I know I have, believing I’m helping to ‘Keep Britain Tidy’ and doing my bit for recycling. I even make a point of adding such items (washed, of course) to my recycling at home.
Truth is, most of this waste doesn’t actually get recycled.
It’s estimated that six million tons of nondurable plastics are discarded every year and that every minute, one million disposable cups end up in landfills.
In an attempt to reduce this pollution, France has banned disposable cups, plates and cutlery, and decreed that by 2020, 50% of the material going into making these items has to be made of natural materials that can be composted. By 2025, it has to be 60%.
So could the UK follow suit? And should we go a step further and ban anything else that’s tricky to recycle?
Coffee cup waste
A case in point would be coffee cups from high street chains.
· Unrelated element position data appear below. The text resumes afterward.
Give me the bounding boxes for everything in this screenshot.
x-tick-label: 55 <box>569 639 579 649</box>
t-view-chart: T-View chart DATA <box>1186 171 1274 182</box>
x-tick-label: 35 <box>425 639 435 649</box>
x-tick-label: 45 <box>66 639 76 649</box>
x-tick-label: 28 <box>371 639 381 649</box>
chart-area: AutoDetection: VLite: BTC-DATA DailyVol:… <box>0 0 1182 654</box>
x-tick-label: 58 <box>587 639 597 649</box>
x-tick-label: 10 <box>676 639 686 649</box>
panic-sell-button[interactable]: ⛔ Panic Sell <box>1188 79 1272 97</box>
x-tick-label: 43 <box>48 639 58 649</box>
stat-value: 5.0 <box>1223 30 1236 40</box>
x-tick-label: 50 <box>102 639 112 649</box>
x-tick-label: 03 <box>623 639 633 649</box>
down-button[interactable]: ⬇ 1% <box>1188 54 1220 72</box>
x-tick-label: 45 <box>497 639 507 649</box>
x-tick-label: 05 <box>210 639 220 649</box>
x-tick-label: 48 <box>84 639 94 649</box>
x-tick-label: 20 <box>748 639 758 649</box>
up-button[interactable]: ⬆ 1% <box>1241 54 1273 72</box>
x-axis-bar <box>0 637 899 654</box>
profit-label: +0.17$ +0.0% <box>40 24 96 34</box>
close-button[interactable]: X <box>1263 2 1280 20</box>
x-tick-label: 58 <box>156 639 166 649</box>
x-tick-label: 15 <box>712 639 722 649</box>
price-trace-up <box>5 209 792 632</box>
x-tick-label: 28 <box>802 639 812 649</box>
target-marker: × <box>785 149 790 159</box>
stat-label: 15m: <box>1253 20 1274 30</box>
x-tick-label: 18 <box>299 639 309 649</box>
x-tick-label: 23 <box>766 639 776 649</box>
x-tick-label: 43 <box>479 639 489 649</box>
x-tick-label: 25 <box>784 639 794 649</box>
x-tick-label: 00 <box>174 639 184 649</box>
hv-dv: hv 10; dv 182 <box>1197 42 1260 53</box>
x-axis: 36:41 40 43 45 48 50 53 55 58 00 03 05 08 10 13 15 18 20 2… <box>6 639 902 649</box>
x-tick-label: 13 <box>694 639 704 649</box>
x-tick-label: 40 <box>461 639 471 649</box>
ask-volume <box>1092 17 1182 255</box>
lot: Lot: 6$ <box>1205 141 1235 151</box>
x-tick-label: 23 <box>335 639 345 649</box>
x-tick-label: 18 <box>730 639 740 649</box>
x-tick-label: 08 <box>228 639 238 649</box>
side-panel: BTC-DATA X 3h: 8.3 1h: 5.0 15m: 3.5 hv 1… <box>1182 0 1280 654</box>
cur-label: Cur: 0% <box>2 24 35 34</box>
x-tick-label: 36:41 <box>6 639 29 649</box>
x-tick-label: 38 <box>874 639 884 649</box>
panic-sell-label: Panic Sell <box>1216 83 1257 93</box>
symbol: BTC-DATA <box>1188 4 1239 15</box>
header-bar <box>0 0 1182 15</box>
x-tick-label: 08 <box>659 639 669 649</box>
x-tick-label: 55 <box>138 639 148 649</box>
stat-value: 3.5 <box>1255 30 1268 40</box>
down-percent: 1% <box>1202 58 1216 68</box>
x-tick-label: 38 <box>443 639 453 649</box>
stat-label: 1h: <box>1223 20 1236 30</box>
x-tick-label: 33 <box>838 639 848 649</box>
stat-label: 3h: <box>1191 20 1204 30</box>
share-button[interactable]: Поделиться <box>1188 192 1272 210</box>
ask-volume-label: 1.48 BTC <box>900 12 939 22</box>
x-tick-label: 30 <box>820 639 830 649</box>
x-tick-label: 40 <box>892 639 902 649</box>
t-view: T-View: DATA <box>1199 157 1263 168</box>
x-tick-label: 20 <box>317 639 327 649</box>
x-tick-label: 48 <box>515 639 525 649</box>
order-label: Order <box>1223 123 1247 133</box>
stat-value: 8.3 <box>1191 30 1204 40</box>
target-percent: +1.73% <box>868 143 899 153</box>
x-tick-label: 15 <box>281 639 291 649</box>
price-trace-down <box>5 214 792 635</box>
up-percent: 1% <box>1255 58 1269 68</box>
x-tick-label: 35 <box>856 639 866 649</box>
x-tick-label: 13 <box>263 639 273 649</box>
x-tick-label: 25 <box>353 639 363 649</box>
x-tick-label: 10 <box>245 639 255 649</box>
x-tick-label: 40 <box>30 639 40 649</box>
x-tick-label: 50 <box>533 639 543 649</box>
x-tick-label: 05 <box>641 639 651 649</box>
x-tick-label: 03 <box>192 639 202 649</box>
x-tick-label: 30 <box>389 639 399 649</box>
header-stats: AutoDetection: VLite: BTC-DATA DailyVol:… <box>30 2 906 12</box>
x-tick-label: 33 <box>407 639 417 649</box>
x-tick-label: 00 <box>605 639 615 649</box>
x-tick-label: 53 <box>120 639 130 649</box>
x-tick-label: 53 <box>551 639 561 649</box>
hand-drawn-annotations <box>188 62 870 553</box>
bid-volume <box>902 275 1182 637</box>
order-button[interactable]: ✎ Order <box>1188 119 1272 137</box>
Much like the disposable plastic tableware France is banning, these are almost impossible to recycle. To make them waterproof, the card is fused with polyethylene, which can’t be separated out again at standard recycling plants. And with 2.5 billion of said cups being used each year in the UK alone, that’s a lot of waste being sent to landfill or to be incinerated.
Failing a total ban on such coffee cups, perhaps, as Which? Conversation community member dieseltaylor suggests, we should introduce a tax on them to encourage coffee drinkers to use reusable cups? After all, the 5p charge that was slapped on plastic bags in October last year has seen an 85% reduction in their use.
Even if our government doesn’t deem it necessary to go to the lengths that France has, maybe there’s a debate for better education about recycling?
In researching this article, I now realise that, despite being an avid recycler (and indeed, upcycler), I’ve been doing it all wrong for years.
I’m not alone, either. In a recent poll by waste management company Viridor, 64% of those surveyed said they didn’t know what they can or cannot recycle.
With so much confusion, it’s little wonder that the amount of rubbish that gets rejected for recycling has increased by 84% over the past four years. Community member, Robert Taylor, suggests clearer labelling on plastic packaging, but perhaps, like the French, it would be easier to say ‘au revoir’ to plastic plates, cutlery, cups and coffee cups altogether?
I’ve always fancied one of those posh picnic hamper with bone china plates, cups and saucers, and stainless-steel cutlery in any case.